Dental Hammer and Chisel
Hill Air Force Base, Ogden, Utah, was my first duty station after tech school at Lowry AFB. In the Spring of 1973, around the time I turned 20 years old, I had a lot of pain in my lower jaw. The dentist I saw on base said I had an impacted molar on the lower right. And while he was removing that, he would remove the one on the lower left. I had the uppers removed several years before.
When I came back the next day, they put me in a chair, gave me the big, old-fashioned Novacaine shots and left me alone, lying back in the chair. I looked to the right at the tray of instruments. There was a really shiny chrome hammer and a few chisels.
Several minutes later, the dentist started working. He took out the left tooth first. Then he broke the right tooth with the chisel and hammer and pulled out the pieces with pliers.
I can still see those tools. I felt pressure when the dentist broke the tooth, but it did not hurt a lot at the time. In the two weeks after it was clear that the right was worse than the left, my jaw was swollen much more on the right than the left.

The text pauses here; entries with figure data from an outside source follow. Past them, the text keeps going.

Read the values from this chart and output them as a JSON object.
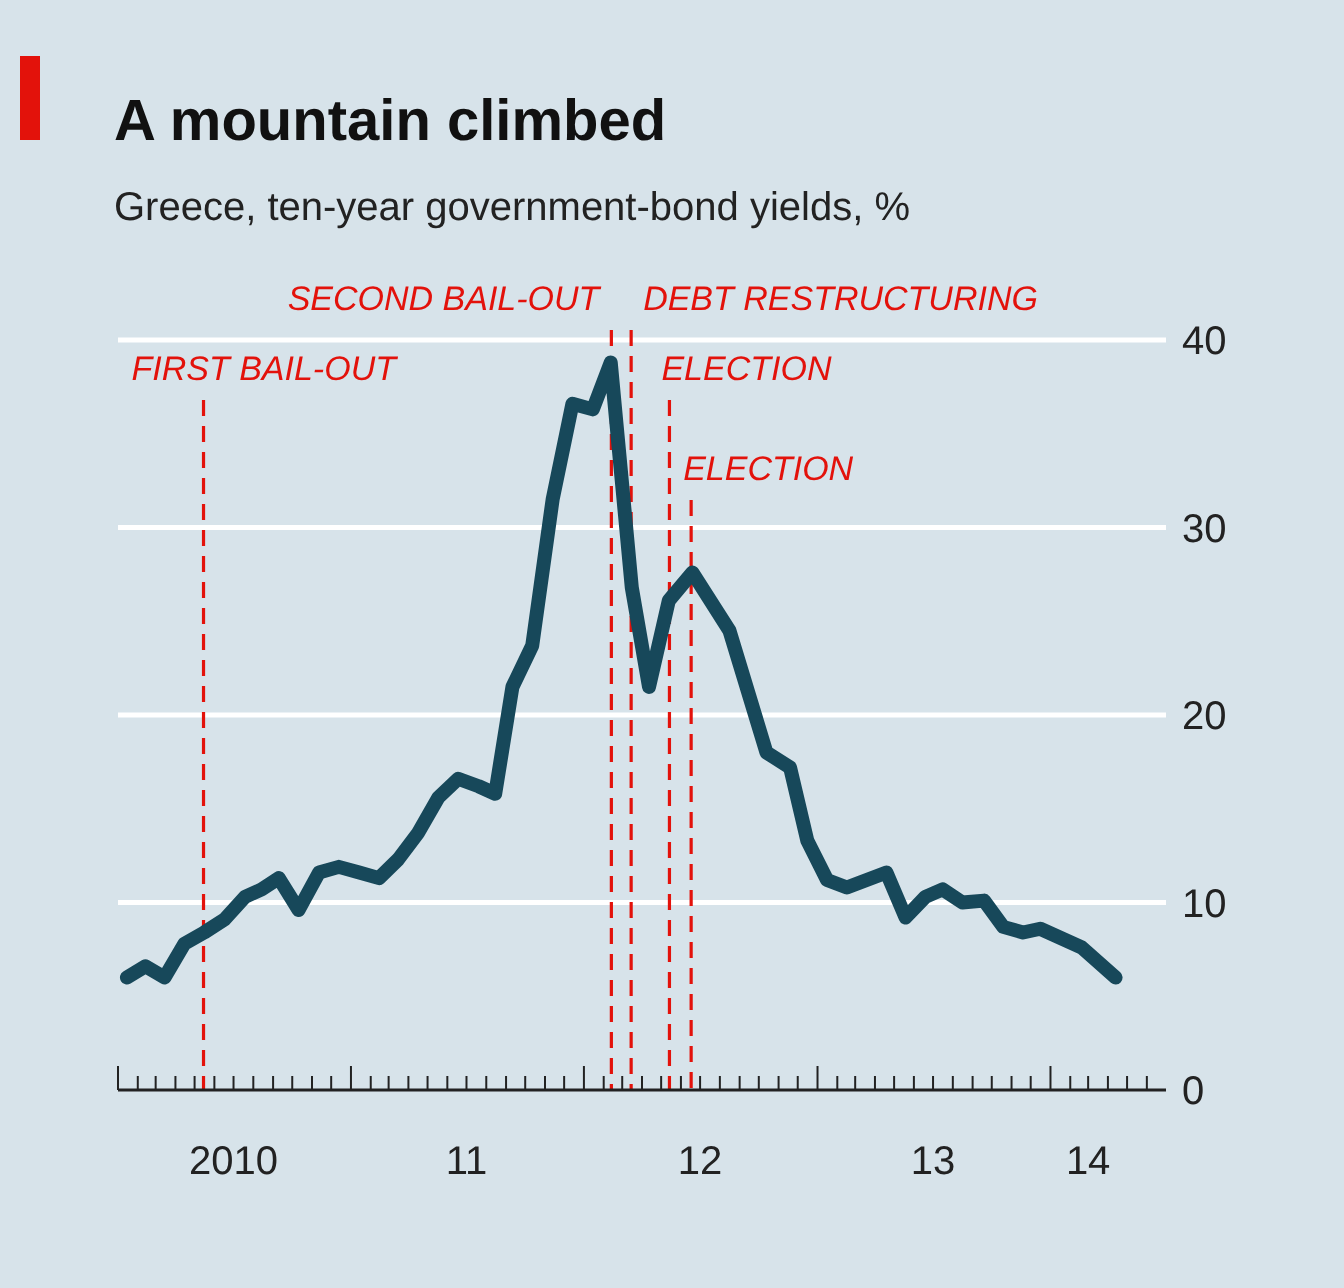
{
  "chart_data": {
    "type": "line",
    "title": "A mountain climbed",
    "subtitle": "Greece, ten-year government-bond yields, %",
    "x": [
      "2010-01-15",
      "2010-02-13",
      "2010-03-15",
      "2010-04-15",
      "2010-05-16",
      "2010-06-17",
      "2010-07-19",
      "2010-08-14",
      "2010-09-10",
      "2010-10-11",
      "2010-11-12",
      "2010-12-13",
      "2011-01-14",
      "2011-02-14",
      "2011-03-16",
      "2011-04-16",
      "2011-05-18",
      "2011-06-18",
      "2011-07-20",
      "2011-08-15",
      "2011-09-11",
      "2011-10-12",
      "2011-11-13",
      "2011-12-14",
      "2012-01-15",
      "2012-02-12",
      "2012-03-16",
      "2012-04-12",
      "2012-05-13",
      "2012-06-19",
      "2012-08-16",
      "2012-10-13",
      "2012-11-19",
      "2012-12-16",
      "2013-01-16",
      "2013-02-16",
      "2013-04-19",
      "2013-05-19",
      "2013-06-19",
      "2013-07-16",
      "2013-08-16",
      "2013-09-19",
      "2013-10-19",
      "2013-11-19",
      "2013-12-16",
      "2014-02-19",
      "2014-04-13"
    ],
    "series": [
      {
        "color": "#17485a",
        "values": [
          6.0,
          6.6,
          6.0,
          7.8,
          8.4,
          9.1,
          10.3,
          10.7,
          11.3,
          9.6,
          11.6,
          11.9,
          11.6,
          11.3,
          12.3,
          13.7,
          15.6,
          16.6,
          16.2,
          15.8,
          21.5,
          23.7,
          31.5,
          36.6,
          36.3,
          38.8,
          26.8,
          21.5,
          26.1,
          27.6,
          24.5,
          18.0,
          17.2,
          13.3,
          11.2,
          10.8,
          11.6,
          9.2,
          10.3,
          10.7,
          10.0,
          10.1,
          8.7,
          8.4,
          8.6,
          7.6,
          6.0
        ]
      }
    ],
    "xlim": [
      "2010-01-01",
      "2014-07-01"
    ],
    "xticks": [
      {
        "value": "2010-01-01",
        "label": null
      },
      {
        "value": "2010-02-01",
        "label": null
      },
      {
        "value": "2010-03-01",
        "label": null
      },
      {
        "value": "2010-04-01",
        "label": null
      },
      {
        "value": "2010-05-01",
        "label": null
      },
      {
        "value": "2010-06-01",
        "label": null
      },
      {
        "value": "2010-07-01",
        "label": "2010"
      },
      {
        "value": "2010-08-01",
        "label": null
      },
      {
        "value": "2010-09-01",
        "label": null
      },
      {
        "value": "2010-10-01",
        "label": null
      },
      {
        "value": "2010-11-01",
        "label": null
      },
      {
        "value": "2010-12-01",
        "label": null
      },
      {
        "value": "2011-01-01",
        "label": null
      },
      {
        "value": "2011-02-01",
        "label": null
      },
      {
        "value": "2011-03-01",
        "label": null
      },
      {
        "value": "2011-04-01",
        "label": null
      },
      {
        "value": "2011-05-01",
        "label": null
      },
      {
        "value": "2011-06-01",
        "label": null
      },
      {
        "value": "2011-07-01",
        "label": "11"
      },
      {
        "value": "2011-08-01",
        "label": null
      },
      {
        "value": "2011-09-01",
        "label": null
      },
      {
        "value": "2011-10-01",
        "label": null
      },
      {
        "value": "2011-11-01",
        "label": null
      },
      {
        "value": "2011-12-01",
        "label": null
      },
      {
        "value": "2012-01-01",
        "label": null
      },
      {
        "value": "2012-02-01",
        "label": null
      },
      {
        "value": "2012-03-01",
        "label": null
      },
      {
        "value": "2012-04-01",
        "label": null
      },
      {
        "value": "2012-05-01",
        "label": null
      },
      {
        "value": "2012-06-01",
        "label": null
      },
      {
        "value": "2012-07-01",
        "label": "12"
      },
      {
        "value": "2012-08-01",
        "label": null
      },
      {
        "value": "2012-09-01",
        "label": null
      },
      {
        "value": "2012-10-01",
        "label": null
      },
      {
        "value": "2012-11-01",
        "label": null
      },
      {
        "value": "2012-12-01",
        "label": null
      },
      {
        "value": "2013-01-01",
        "label": null
      },
      {
        "value": "2013-02-01",
        "label": null
      },
      {
        "value": "2013-03-01",
        "label": null
      },
      {
        "value": "2013-04-01",
        "label": null
      },
      {
        "value": "2013-05-01",
        "label": null
      },
      {
        "value": "2013-06-01",
        "label": null
      },
      {
        "value": "2013-07-01",
        "label": "13"
      },
      {
        "value": "2013-08-01",
        "label": null
      },
      {
        "value": "2013-09-01",
        "label": null
      },
      {
        "value": "2013-10-01",
        "label": null
      },
      {
        "value": "2013-11-01",
        "label": null
      },
      {
        "value": "2013-12-01",
        "label": null
      },
      {
        "value": "2014-01-01",
        "label": null
      },
      {
        "value": "2014-02-01",
        "label": null
      },
      {
        "value": "2014-03-01",
        "label": "14"
      },
      {
        "value": "2014-04-01",
        "label": null
      },
      {
        "value": "2014-05-01",
        "label": null
      },
      {
        "value": "2014-06-01",
        "label": null
      }
    ],
    "ylim": [
      0,
      40
    ],
    "yticks": [
      0,
      10,
      20,
      30,
      40
    ],
    "grid": "y",
    "ref_lines": [
      {
        "axis": "x",
        "value": "2010-05-15",
        "label": "FIRST BAIL-OUT",
        "color": "#e3120b",
        "line_style": "dashed"
      },
      {
        "axis": "x",
        "value": "2012-02-13",
        "label": "SECOND BAIL-OUT",
        "color": "#e3120b",
        "line_style": "dashed"
      },
      {
        "axis": "x",
        "value": "2012-03-15",
        "label": "DEBT RESTRUCTURING",
        "color": "#e3120b",
        "line_style": "dashed"
      },
      {
        "axis": "x",
        "value": "2012-05-14",
        "label": "ELECTION",
        "color": "#e3120b",
        "line_style": "dashed"
      },
      {
        "axis": "x",
        "value": "2012-06-17",
        "label": "ELECTION",
        "color": "#e3120b",
        "line_style": "dashed"
      }
    ],
    "line_style": "solid",
    "marker": "none"
  }
}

Today I was talking to the physical therapist who is helping me recover from knee replacement surgery four weeks ago. He said the pain I am experiencing is to be expected. I said, "Yes, cut my bones with a saw and hammer in titanium rods, and I know there will be pain for a while." I then told him that the knee replacement was not the first time for me getting my bones hammered. He smiled at the story of the dental hammer and said, "That's an interesting way to look at it. But you probably don't want to tell everybody about getting your teeth and bones hammered."
He's right. But I could definitely tell other veterans.